Two outside members, Jonathan Haskel and Catherine Mann, have previously been viewed as doves. At the next meeting, on March 17, or perhaps at the May 5 monetary policy review, if one more member turns hawkish, there will be a third rate hike in quick succession. That now has to be viewed as a racing certainty, along with the bank rate hitting 1 percent by the summer, as there is no such thing as a dove anymore on the monetary policy committee (MPC). Even Silvana Tenreyro, who has never voted for a rate hike in any of her international central bank roles, voted for a hike this time.

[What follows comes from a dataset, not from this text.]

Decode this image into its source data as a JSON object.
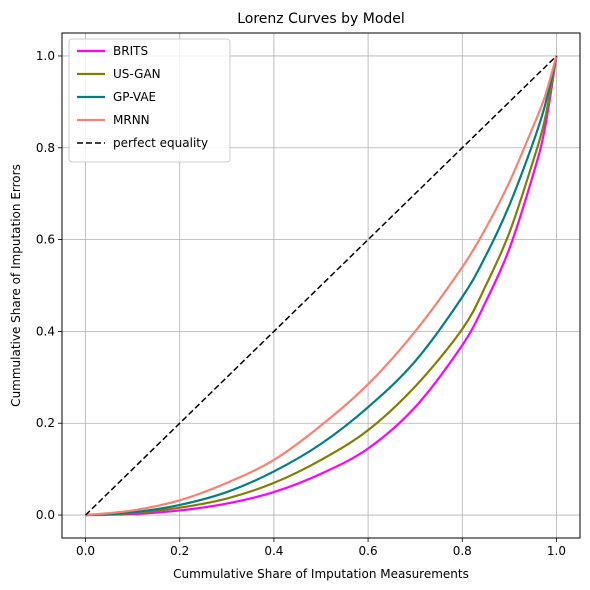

That was only part of the hawkish conversion of the MPC. It was confirmed that the BOE’s 895 billion pound (US$1.2 trillion) balance sheet will be allowed to naturally shrink, as maturing holdings will not be reinvested. This has a pretty immediate impact, as a 28 billion pound gilt investment will now not be replaced. In total, more than 220 billion pounds over the next four years will mature, meaning a reduction of a quarter of the stock of the BOE’s quantitative-easing arsenal.

Even more aggressively, the BOE has called time on its 20 billion pound corporate-bond purchase scheme. It will be completely sold off over the next two years, with staggered auctions of its holdings. Sterling investment-grade credit spreads widened by between 5 bps and 10 bps in reaction. This is evidently a trial run for active gilt sales that the BOE reiterated it will consider when official rates rise to at least 1 percent. This is the big imponderable, which the MPC will take its time to consider and consult on widely, as it will effectively put it in competition with the U.K. Treasury’s debt management office, which handles the government’s debt raising.

The MPC may wish to see what the effect on financial conditions will be from its two-pronged stimulus reduction of raising rates while at the same time quantitatively tightening. But for now it seems content for the money markets to price in aggressive action. Times have changed, and slaying the inflation beast is top priority at last.

BOE Governor Andrew Bailey said markets should not extrapolate from today’s decision that rates are “on a long march upward,” but this was a somewhat limp effort to curtail higher rate speculation and was essentially ignored. Combined with the rise in the energy price cap from April, a measure that’s been softened slightly with 9 billion pounds of government subsidies, the cost of living in the U.K. has had a particularly painful day.